Raab: China could stop Hong Kong residents from moving to Britain

The Foreign Secretary also said it was ‘difficult to give a precise forecast’ of how many people may make the move to the UK.

Hong Kong
Hong Kong

Little could be done by Britain to “coercively force” China if it tried to block Hong Kongers from coming to the UK, the Foreign Secretary has said.

Up to three million residents of the former British colony have been offered the right to settle in the UK and ultimately apply for citizenship after Beijing imposed a controversial national security law.

The UK Government believes the new legislation breaches the Sino-British Joint Declaration which aimed to smooth the transition when the territory was handed back to China in 1997.

But Dominic Raab said that if Beijing tried to stop people with British National (Overseas) status from leaving Hong Kong, there would be little that could be done by the UK.

He told ITV’s Peston programme: “Ultimately if they follow through on something like that there would be little that we could do to coercively force them.”

Mr Raab continued: “There is an issue around freedom and human rights in Hong Kong, and there is an issue around China keeping its word on an international obligation it made to the United Kingdom back in 1984.

“I wouldn’t want to be naive about this: I think we need to be realistic. But I do think that China as a rising, leading member of the international community is sensitive to the reputational risk in all of this but clearly not sufficiently that it hasn’t proceeded anyway…

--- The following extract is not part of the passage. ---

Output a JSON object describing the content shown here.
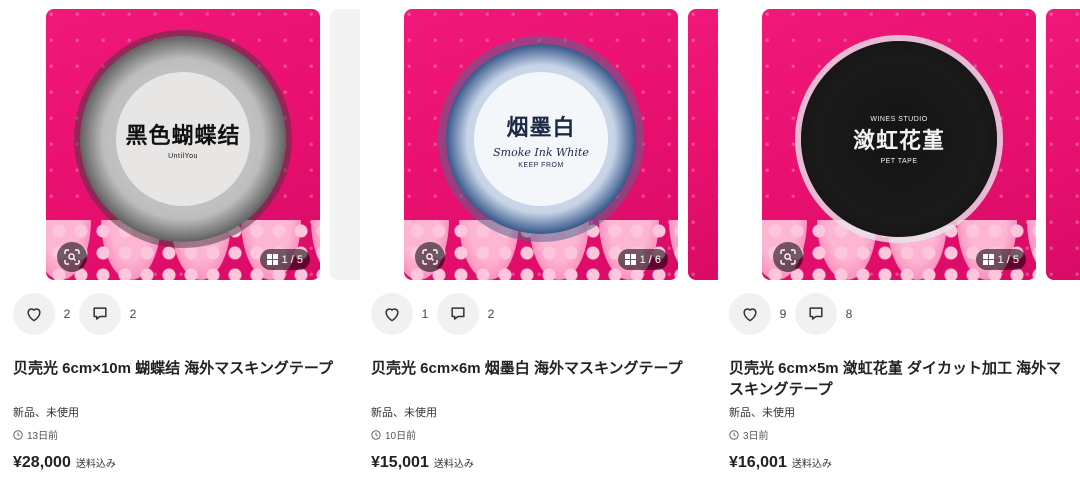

“There is diplomatic leverage, there are other ways that we can persuade China not to fully implement either the national security law or some of the reprisals you talk about.

“But ultimately we need to be honest that we wouldn’t be able to force China to allow BN(O)s to come to the UK.”

As of February, there were nearly 350,000 BN(O) passport holders, while the Government estimates there are around 2.9 million BN(O)s living in Hong Kong.

Asked how many people the Government anticipated would come to the UK from Hong Kong, he said: “It’s difficult to give a precise forecast but I think it is fair to assume that only a proportion of those that are offered the new status that we set out in the House of Commons today will take it up.

“I think the majority of people will probably hunker down in Hong Kong and others would move to other countries in the region.”

Downing Street said those with BN(O) status will be eligible to travel to the UK immediately ahead of the details of the scheme being finalised “in the coming weeks” and that they will not face salary thresholds.

The security law in Hong Kong – which came into effect on Tuesday night – makes activities deemed subversive or secessionist punishable by imprisonment, and is seen as targeting anti-government demonstrators.

Hong Kong police made their first arrests on Wednesday under the new law, including one person said to have displayed a sign with the Union flag which called for Hong Kong’s independence.

Chinese ambassador Liu Xiaoming was summoned to the Foreign Office on Wednesday where permanent secretary Sir Simon McDonald said the imposition of the legislation breaches the Sino-British Joint Declaration.